The initial solution is realized by the greedy algorithm of the best ratio value / volume. We obtain the solution vector (1,0,0,3,0) with z=57. xD being the largest, we will perform the separation on this criterion. We will get 4 branches for respectively xD=3, 2, 1 et 0 :

• xD=3. We solve the relaxed linear program which gives xC=3/4 and z=60.75. This is an inadmissible solution thus separated over xA :
• xA=1. The relaxed linear problem gives xC=1/4 and z=60.25. This is an inadmissible solution. It is no longer possible to separate because there is no longer xi>0. The closest whole solution comes back to our original solution.

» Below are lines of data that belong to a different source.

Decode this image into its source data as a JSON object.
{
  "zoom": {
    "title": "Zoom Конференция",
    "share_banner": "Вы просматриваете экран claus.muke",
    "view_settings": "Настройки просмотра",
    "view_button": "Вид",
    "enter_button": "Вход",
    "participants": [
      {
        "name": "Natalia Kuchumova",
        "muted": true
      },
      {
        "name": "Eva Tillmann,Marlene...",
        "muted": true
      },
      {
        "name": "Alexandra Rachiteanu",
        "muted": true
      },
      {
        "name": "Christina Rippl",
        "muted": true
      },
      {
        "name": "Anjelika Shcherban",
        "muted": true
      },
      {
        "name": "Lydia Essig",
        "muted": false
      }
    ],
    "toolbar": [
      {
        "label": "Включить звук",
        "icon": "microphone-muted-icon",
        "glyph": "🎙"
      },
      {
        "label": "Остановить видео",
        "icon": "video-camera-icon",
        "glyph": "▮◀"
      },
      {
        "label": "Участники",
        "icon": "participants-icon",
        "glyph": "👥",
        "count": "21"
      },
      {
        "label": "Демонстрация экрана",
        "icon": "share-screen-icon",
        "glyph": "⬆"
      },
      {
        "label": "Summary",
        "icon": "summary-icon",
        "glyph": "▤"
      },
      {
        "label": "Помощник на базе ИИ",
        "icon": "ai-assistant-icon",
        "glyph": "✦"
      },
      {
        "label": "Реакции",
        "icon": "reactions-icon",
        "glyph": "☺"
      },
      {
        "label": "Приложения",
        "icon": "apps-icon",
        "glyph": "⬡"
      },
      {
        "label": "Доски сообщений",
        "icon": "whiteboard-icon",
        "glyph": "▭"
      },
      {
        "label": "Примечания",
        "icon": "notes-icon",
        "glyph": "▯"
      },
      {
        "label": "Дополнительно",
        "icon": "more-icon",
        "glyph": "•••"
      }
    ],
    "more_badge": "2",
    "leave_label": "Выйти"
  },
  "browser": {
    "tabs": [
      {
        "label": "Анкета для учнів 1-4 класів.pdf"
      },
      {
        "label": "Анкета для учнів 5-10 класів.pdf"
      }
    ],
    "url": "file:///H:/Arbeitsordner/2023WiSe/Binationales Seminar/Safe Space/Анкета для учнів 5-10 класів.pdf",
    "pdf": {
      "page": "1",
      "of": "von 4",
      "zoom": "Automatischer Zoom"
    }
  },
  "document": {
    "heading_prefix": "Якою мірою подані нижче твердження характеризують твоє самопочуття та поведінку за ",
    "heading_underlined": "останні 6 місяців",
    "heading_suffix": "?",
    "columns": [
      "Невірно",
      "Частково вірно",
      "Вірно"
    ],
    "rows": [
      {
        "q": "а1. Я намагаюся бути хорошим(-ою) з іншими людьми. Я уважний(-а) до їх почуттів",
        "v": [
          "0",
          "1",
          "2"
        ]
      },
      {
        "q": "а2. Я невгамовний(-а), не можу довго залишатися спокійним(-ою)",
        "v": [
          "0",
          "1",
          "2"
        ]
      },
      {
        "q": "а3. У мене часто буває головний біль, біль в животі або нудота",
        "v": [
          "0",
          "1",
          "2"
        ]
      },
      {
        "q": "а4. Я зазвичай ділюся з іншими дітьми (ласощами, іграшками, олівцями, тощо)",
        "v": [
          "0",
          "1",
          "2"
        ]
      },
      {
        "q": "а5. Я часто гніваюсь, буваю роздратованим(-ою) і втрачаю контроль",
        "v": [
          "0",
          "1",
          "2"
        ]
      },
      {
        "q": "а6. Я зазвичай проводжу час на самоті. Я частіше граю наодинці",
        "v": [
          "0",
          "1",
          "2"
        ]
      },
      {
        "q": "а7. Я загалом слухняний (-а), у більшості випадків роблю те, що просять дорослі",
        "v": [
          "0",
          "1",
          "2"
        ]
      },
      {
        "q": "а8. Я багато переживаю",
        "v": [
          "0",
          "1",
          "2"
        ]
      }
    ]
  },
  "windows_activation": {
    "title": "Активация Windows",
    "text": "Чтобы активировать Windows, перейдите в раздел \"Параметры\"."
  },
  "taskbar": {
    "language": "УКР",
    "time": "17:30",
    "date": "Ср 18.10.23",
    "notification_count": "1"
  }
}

• xA=0. The relaxed linear problem gives xB=1. The solution is admissible and is equal to z=59. z is updated.
• xD=2. The relaxed linear problem gives xC=2 and z=60. The solution is admissible. z is updated.
• xD=1. The relaxed linear problem gives xC=13/4 and z=59,25. This bound is less than z, so we do not visit this branch.
• xD=0. The relaxed linear problem gives xC=9/2 and z=58,5. This bound is less than z, so we do not visit this branch.

The whole domain is explored. The optimum z*=60 was obtained with the solution vector (0,0,2,2,0).